大好きな第三地区(4)
「……ルーチャン?」
わたしの、色々な感情の入り混じった表情を見たピーちゃんが心配そうにしている。
「その愚かな先祖のせいで、子孫達はずっと苦しんできたの。自分達には掛け算の謎が解けないって……」
「……ソノ、オンナノコハ、イマ、ドウシテイルノ?」
「アカデミーの人間達と掛け算の謎を解くって頑張っているよ。わたしが教えるのは簡単だけど、それじゃダメなんだよ。それに……瞳を輝かせて言っていたの。いつか掛け算の謎を解いて、わたしがいる島までその知らせが届くようにしたいって」
「……ステキナ、カンケイ、ナンダネ」
「聞きたくなかったかな? 嫌な気持ちになったよね。自分を殺した子孫の話なんて嫌だったよね……」
「ウウン。オシエテ、クレテ、アリガトウ。ソッカ……ズット、クルシンデ、イタンダネ」
「レアーおばあ様に言われたの。いつもと変わらない日常でも、全てに意味があるんだって。小さな何かが、後になって大きな何かに変わっていくんだって。お父様が群馬に行った事も、ピーちゃんがこの世界から群馬に戻った事も、ばあばとブラックドラゴンのおじいちゃんが群馬で暮らしていた事も……何かひとつでも違っていたらあの世界は助からなかったの」
「ルーチャン……」
「ピーちゃん、ありがとう。あの世界を助けてくれて……本当にありがとう」
「……ウン。ルーチャンモ、アリガトウ」
「……え?」
「ボクニ、チカラヲ、カシテクレテ、アリガトウ」
ピーちゃんと微笑み合うと心が温かくなる。
あぁ……
今まで色々な事があったね。
群馬では、おばあちゃんと二人暮らしだった。
おばあちゃんが亡くなった後すぐにわたしも溺死して……
目が覚めたら死の島の波打ち際で赤ちゃんになっていたんだ。
ふふ。
ママに食べられそうになったけど、いきなりおっぱいに吸いついて驚かれたんだよね。
その後すぐに、じいじが現れてわたしを魔王の娘だって言い出して。
でも、その頃のわたしにはよく分からなくて。
あぁ……
その時パパが作ってくれたご飯がおいしかったのも覚えている。
赤ちゃんだったわたしの口の周りについているご飯を見てヨダレを垂らしていると思っていたけど……

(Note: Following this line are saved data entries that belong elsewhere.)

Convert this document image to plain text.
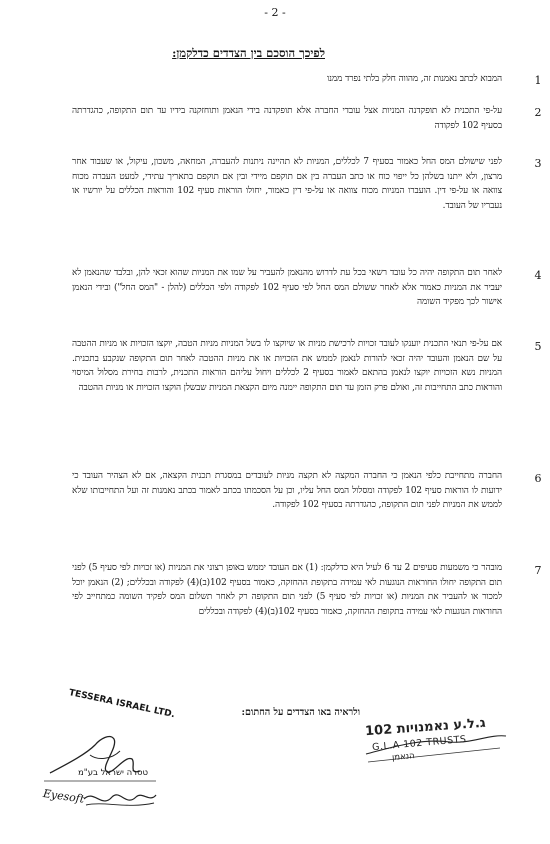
- 2 -
לפיכך הוסכם בין הצדדים כדלקמן:
1
המבוא לכתב נאמנות זה, מהווה חלק בלתי נפרד ממנו
2
על-פי התכנית לא תופקדנה המניות אצל עובדי החברה אלא תופקדנה בידי הנאמן ותוחזקנה בידיו עד תום התקופה, כהגדרתה בסעיף 102 לפקודה
3
לפני שישולם המס החל כאמור בסעיף 7 לכללים, המניות לא תהיינה ניתנות להעברה, המחאה, משכון, עיקול, או שעבוד אחר מרצון, ולא ייתנו בשלהן כל ייפוי כוח או כתב העברה בין אם תוקפם מיידי ובין אם תוקפם בתאריך עתידי, למעט העברה מכוח צוואה או על-פי דין. הועברו המניות מכוח צוואה או על-פי דין כאמור, יחולו הוראות סעיף 102 והוראות הכללים על יורשיו או נעבריו של העובד.
4
לאחר תום התקופה יהיה כל עובד רשאי בכל עת לדרוש מהנאמן להעביר על שמו את המניות שהוא זכאי להן, ובלבד שהנאמן לא יעביר את המניות כאמור אלא לאחר ששולם המס החל לפי סעיף 102 לפקודה ולפי הכללים (להלן - "המס החל") ובידי הנאמן אישור לכך מפקיד השומה
5
אם על-פי תנאי התכנית יוענקו לעובד זכויות לרכישת מניות או שיוקצו לו בשל המניות מניות הטבה, יוקצו הזכויות או מניות ההטבה על שם הנאמן והעובד יהיה זכאי להורות לנאמן לממש את הזכויות או את מניות ההטבה לאחר תום התקופה שנקבע בתכנית. המניות נשא הזכויות יוקצו לנאמן בהתאם לאמור בסעיף 2 לכללים ויחול עליהם הוראות התכנית, לרבות בחירת מסלול המיסוי והוראות כתב התחייבות זה, ואולם פרק הזמן עד תום התקופה יימנה מיום הקצאת המניות שבשלן הוקצו הזכויות או מניות ההטבה
6
החברה מתחייבת כלפי הנאמן כי החברה המקצה לא תקצה מניות לעובדים במסגרת תכנית הקצאה, אם לא הצהיר העובד כי ידועות לו הוראות סעיף 102 לפקודה ומסלול המס החל עליו, וכן על הסכמתו בכתב לאמור בכתב נאמנות זה ועל התחייבותו שלא לממש את המניות לפני תום התקופה, כהגדרתה בסעיף 102 לפקודה.
7
מובהר כי משמעות סעיפים 2 עד 6 לעיל היא כדלקמן: (1) אם העובד יממש באופן רצוני את המניות (או זכויות לפי סעיף 5) לפני תום התקופה יחולו החוראות הנוגעות לאי עמידה בתקופת ההחזקה, כאמור בסעיף 102(ב)(4) לפקודה ובכללים; (2) הנאמן יוכל למכור או להעביר את המניות (או זכויות לפי סעיף 5) לפני תום התקופה רק לאחר תשלום המס לפקיד השומה כמתחייב לפי החוראות הנוגעות לאי עמידה בתקופת ההחזקה, כאמור בסעיף 102(ב)(4) לפקודה ובכללים
ולראיה באו הצדדים על החתום:
TESSERA ISRAEL LTD.
טסרה ישראל בע"מ
Eyesoft
ג.ל.ע נאמנויות 102
G.L.A 102 TRUSTS
הנאמן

わたしがおいしそうでヨダレを垂らしていた事を知った時には身体が震えたよ。
巨大なキャンディを食べながらわたしを食べないように我慢していたんだよね。
パパとママとじいじは、わたしを抱っこしたくていつも取り合いになっていたっけ。
そうそう。
ウェアウルフ族とグリフォン族が死の島に攻め込んできて、その時にわたしの血の力で死者が生き返ったり荒れた島が元通りになって。

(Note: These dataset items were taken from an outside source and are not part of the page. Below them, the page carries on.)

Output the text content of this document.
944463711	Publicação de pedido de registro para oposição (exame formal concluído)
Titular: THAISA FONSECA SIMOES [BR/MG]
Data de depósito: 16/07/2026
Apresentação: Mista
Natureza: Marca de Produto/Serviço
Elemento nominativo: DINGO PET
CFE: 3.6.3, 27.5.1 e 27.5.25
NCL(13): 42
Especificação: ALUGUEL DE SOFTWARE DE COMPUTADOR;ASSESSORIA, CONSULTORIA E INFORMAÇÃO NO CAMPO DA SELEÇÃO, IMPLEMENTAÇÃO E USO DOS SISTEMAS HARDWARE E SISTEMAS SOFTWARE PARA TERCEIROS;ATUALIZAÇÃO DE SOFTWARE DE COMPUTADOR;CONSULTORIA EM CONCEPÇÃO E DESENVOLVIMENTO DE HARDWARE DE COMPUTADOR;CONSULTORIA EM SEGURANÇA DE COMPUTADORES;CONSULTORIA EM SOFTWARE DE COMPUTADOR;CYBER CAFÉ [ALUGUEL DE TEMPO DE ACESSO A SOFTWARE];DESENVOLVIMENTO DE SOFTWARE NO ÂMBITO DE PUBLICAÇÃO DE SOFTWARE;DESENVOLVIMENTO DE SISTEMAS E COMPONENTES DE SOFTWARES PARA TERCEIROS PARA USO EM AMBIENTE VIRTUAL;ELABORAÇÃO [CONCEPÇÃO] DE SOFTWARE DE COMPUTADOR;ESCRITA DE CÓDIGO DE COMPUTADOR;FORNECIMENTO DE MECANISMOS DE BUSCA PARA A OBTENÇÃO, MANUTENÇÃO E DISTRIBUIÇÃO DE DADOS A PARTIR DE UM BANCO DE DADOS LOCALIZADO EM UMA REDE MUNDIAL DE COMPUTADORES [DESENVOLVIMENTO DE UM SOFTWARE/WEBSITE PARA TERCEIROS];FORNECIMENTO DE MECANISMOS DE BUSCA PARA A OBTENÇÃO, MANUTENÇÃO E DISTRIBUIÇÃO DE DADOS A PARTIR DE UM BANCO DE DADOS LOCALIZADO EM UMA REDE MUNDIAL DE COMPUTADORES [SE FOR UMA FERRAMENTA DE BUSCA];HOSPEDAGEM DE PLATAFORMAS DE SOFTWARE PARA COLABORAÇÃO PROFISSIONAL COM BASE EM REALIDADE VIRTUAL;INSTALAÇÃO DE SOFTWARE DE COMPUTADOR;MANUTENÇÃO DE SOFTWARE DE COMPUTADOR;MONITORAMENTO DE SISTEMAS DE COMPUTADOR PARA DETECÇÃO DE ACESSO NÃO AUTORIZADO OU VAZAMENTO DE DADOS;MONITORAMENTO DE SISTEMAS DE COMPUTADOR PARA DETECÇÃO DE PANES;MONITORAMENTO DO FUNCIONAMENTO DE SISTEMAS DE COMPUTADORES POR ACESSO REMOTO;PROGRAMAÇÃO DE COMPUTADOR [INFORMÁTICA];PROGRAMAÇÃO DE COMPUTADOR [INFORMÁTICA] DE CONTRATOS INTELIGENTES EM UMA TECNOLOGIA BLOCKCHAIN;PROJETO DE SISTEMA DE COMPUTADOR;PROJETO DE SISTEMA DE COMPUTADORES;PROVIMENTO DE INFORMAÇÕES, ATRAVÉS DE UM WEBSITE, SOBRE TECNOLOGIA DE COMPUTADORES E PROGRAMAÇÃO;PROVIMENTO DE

それから魔族に聖女様って呼ばれるようになったんだっけ。
生き物が住めないと言われて魔族でさえ寄りつかなかった死の島は、この時から幸せの島になった。
いや……
……違うね。
わたしが死の島に初めて来た日から、幸せの島だったんだよ。
群馬の集落でひとりぼっちになったわたしに優しくて温かい家族ができた日。
あの日から『死の島』は、わたしの『幸せの島』になっていたんだ。